Our wealth and how we use it absolutely matters. But our salvation doesn’t hinge on it. Our salvation hinges on God alone.

Nothing else is the essential thing – not our doctrine, not our denomination, not our determination to live the right kind of life, not our wealth, not our lack of wealth. None of that saves us, none of it fixes us, none of it heals us, none of it puts us right with God. Only God can do that.

A Jewish midrash records: “The Holy One said, open for me a door as big as a needle’s eye and I will open for you a door through which may enter tents and [camels?]” In other words, God only need us to open the door of our hearts just the tiniest crack – the size of the eye of a needle is enough – and God will come pouring in to set up room for an oasis.[i]

What must we do to inherit eternal life? Nothing. Not one thing. There is nothing you can do, nothing I can do, to save ourselves or fix our lives or heal our heats. The only thing we need is to realize our need.

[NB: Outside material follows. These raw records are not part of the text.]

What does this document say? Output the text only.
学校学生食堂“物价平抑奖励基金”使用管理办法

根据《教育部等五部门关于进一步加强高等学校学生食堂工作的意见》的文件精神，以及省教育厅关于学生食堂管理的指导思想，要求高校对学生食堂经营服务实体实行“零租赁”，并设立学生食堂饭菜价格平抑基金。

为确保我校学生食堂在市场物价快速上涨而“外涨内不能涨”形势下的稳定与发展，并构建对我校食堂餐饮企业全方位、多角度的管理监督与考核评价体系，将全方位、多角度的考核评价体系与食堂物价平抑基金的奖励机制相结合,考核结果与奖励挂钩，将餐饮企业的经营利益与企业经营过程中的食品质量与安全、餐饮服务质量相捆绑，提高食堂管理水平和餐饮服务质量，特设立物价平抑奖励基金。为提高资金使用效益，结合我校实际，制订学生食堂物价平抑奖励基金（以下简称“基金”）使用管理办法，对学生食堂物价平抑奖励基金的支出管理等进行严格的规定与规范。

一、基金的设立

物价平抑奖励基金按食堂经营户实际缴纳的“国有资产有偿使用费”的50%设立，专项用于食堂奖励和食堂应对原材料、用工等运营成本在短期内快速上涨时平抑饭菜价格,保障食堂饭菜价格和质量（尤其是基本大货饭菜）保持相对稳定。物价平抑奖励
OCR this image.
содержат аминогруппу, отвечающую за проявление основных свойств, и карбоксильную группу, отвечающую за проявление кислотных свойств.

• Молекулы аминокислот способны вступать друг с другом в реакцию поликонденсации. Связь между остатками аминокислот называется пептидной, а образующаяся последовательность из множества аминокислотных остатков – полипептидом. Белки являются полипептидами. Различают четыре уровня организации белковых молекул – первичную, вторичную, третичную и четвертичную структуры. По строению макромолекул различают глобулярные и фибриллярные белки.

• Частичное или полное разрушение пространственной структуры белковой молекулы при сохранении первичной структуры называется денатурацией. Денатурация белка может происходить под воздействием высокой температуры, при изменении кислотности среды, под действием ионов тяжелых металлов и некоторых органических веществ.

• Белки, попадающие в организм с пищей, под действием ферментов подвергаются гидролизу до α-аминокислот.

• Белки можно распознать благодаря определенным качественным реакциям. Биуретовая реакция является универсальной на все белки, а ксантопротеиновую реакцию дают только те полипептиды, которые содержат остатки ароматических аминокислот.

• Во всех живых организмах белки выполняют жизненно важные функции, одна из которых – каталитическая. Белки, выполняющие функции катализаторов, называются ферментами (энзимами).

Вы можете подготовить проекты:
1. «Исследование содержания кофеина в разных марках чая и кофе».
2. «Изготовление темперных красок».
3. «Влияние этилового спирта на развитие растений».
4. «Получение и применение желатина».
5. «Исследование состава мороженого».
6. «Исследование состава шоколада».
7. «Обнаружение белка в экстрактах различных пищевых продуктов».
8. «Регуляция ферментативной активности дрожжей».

The hardest news Jesus has is the best news we could get – our salvation is impossible. “But not for God; for God all things are possible.”



[i] http://www.biblicalhebrew.com/nt/camelneedle.htm - Biblical Hebrew and its New Testament Application: Hebrew idioms buried in overly literal Greek. “The camel and the eye of the needle.”

4 comments:

Diane M. Roth said...

beautiful!

yes. I really like this. And have been musing lately that the reason the disciples said, "who can be saved?" was that in their economy, the rich had more ability to enter the kingdom, because they could DO the things that needed to be done, for example, give alms. So Jesus is really asking him to get rid of his means of being righteous, of doing righteousness, which is his wealth.

John Sims said...

Excellent sermon! I was especially interested since I had been thinking about these verses a few days ago in light of an article in Salon concerning the new Conservipedia bible. If you're interested, here's the link: http://www.salon.com/politics/war_room/2009/10/08/conservative_bible/index.html

semfem said...

earthchick, I love your sermons and I may quote your opening story about reading the gospel of Mark at the age of seven. Do you mind?

I am resisting my desire to quote the entire sermon, but what I do end up with will likely be similar! :)

liz crumlish said...

wow! earthchick. thanks for sharing. such wisdom. blessings on preaching it.